The United States health watchdog has given emergency authorisation for the use of blood plasma to treat coronavirus patients in the country, saying the benefits of the treatment outweighed any potential risks.
The US Food and Drug Administration said on Sunday that over 70,000 patients in the country had been treated with convalescent plasma, which is made using the blood of people who have recovered from coronavirus infections.
US President Donald Trump welcomed the move by the FDA on the eve of the four-day Republican National Convention which will renominate him to be the party's candidate in the November 3 presidential election.
"Today I am pleased to make a truly historic announcement in our battle against the China virus that will save countless lives," Trump said at a White House briefing, referring to the coronavirus that causes Covid-19.
"Today's action will dramatically increase access to this treatment," he said, a day after he accused the FDA of impeding the rollout of vaccines and therapeutics for political reasons.
In a tweet on Saturday, Trump said "the deep state, or whoever, at the FDA is making it very difficult for drug companies to get people in order to test the vaccines and therapeutics.
"Obviously, the are hoping to delay the answer until after [the US presidential election]," he said.
The FDA said in a news release said it has issued an emergency use authorisation for investigational convalescent plasma for the treatment of COVID-19 in hospitalised patients as part of the agency's ongoing efforts to fight COVID-19.
Based on scientific evidence available, the FDA concluded, that this product may be effective in treating COVID-19 and that the "known and potential benefits of the product outweigh the known and potential risks of the product."
More than 176,000 people have died from coronavirus since the start of the outbreak in the US, according to a tally by Johns Hopkins University. Nearly 5.7 million cases have also been confirmed nationwide, making America the worst-hit country in the world after the disease emerged in the central Chinese city of Wuhan last year.
"The FDA's emergency authorisation for convalescent plasma is a milestone achievement in President Trump's efforts to save lives from COVID-19," said Health and Human Services Secretary Alex Azar.
"Our work on convalescent plasma has delivered broader access to the product than is available in any other country and reached more than 70,000 American patients so far. We are deeply grateful to Americans who have already donated and encourage individuals who have recovered from COVID-19 to consider donating convalescent plasma," Azar said.

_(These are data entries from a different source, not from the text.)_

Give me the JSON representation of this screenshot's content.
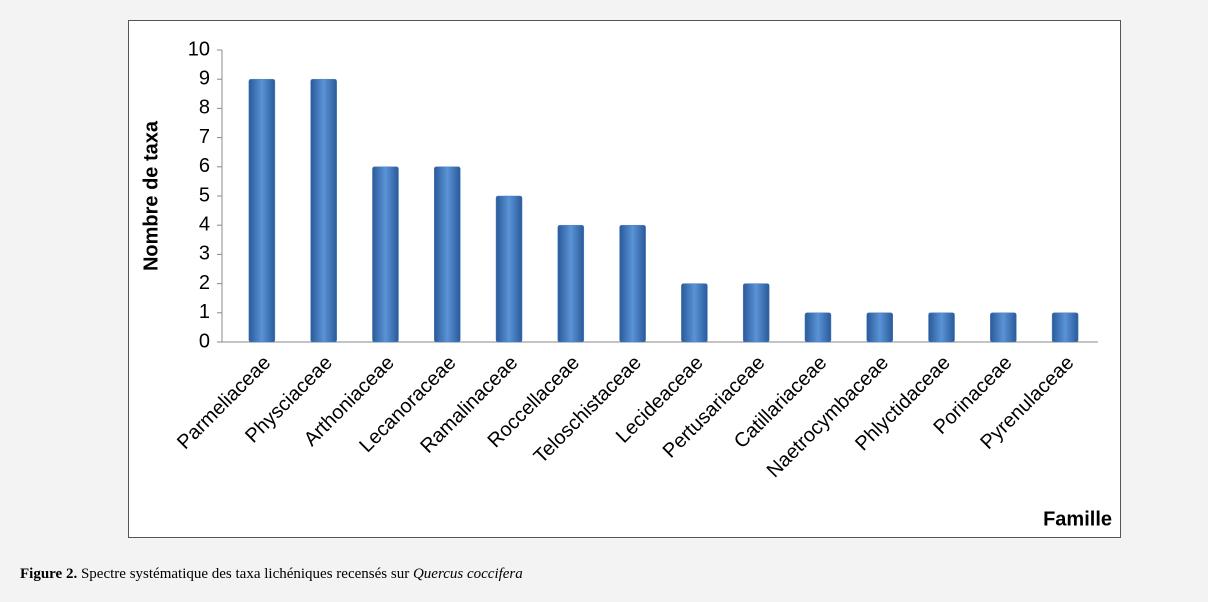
{
  "chart_data": {
    "type": "bar",
    "y_axis_label": "Nombre de taxa",
    "x_axis_label": "Famille",
    "categories": [
      "Parmeliaceae",
      "Physciaceae",
      "Arthoniaceae",
      "Lecanoraceae",
      "Ramalinaceae",
      "Roccellaceae",
      "Teloschistaceae",
      "Lecideaceae",
      "Pertusariaceae",
      "Catillariaceae",
      "Naetrocymbaceae",
      "Phlyctidaceae",
      "Porinaceae",
      "Pyrenulaceae"
    ],
    "values": [
      9,
      9,
      6,
      6,
      5,
      4,
      4,
      2,
      2,
      1,
      1,
      1,
      1,
      1
    ],
    "color": "#4f81bd",
    "ylim": [
      0,
      10
    ],
    "yticks": [
      0,
      1,
      2,
      3,
      4,
      5,
      6,
      7,
      8,
      9,
      10
    ],
    "grid": false
  },
  "caption": {
    "label": "Figure 2.",
    "text": "Spectre systématique des taxa lichéniques recensés sur",
    "species": "Quercus coccifera"
  }
}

"The data we gathered suggests that patients who were treated early in their disease course, within three days of being diagnosed, with plasma containing high levels of antibodies, benefited the most from treatment. We saw about a 35 per cent better survival in the patients who benefited most from the treatment," Azar told reporters at the White House briefing.
"We dream in drug development of something like a 35 per cent mortality reduction. This is a major advance in the treatment of patients. A major advance," he was quoted as saying by CNN.
But several experts, including Anthony Fauci, a member of the White House's coronavirus task force, have expressed reservations about the robustness of blood plasma studies so far.
"The problem is, we don't really have enough data to really understand how effective convalescent plasma is," Dr Jonathan Reiner, a professor of medicine at George Washington University and a CNN medical analyst, said on Sunday.
"While the data to date show some positive signals that convalescent plasma can be helpful in treating individuals with COVID-19, especially if given early in the trajectory of disease, we lack the randomised controlled trial data we need to better understand its utility in COVID-19 treatment," Dr Thomas File, president of the Infectious Diseases Society of America, said in a statement.
The FDA news release said that based on an evaluation of the emergency use authorisation (EUA) criteria and the totality of the available scientific evidence, the FDA's Center for Biologics Evaluation and Research determined that the statutory criteria for issuing an EUA criteria were met.
The agency said it determined that it is reasonable to believe that COVID-19 convalescent plasma may be effective in lessening the severity or shortening the length of COVID-19 illness in some hospitalised patients.
"The agency also determined that the known and potential benefits of the product, when used to treat COVID-19, outweigh the known and potential risks of the product and that that there are no adequate, approved, and available alternative treatments," the FDA news release said.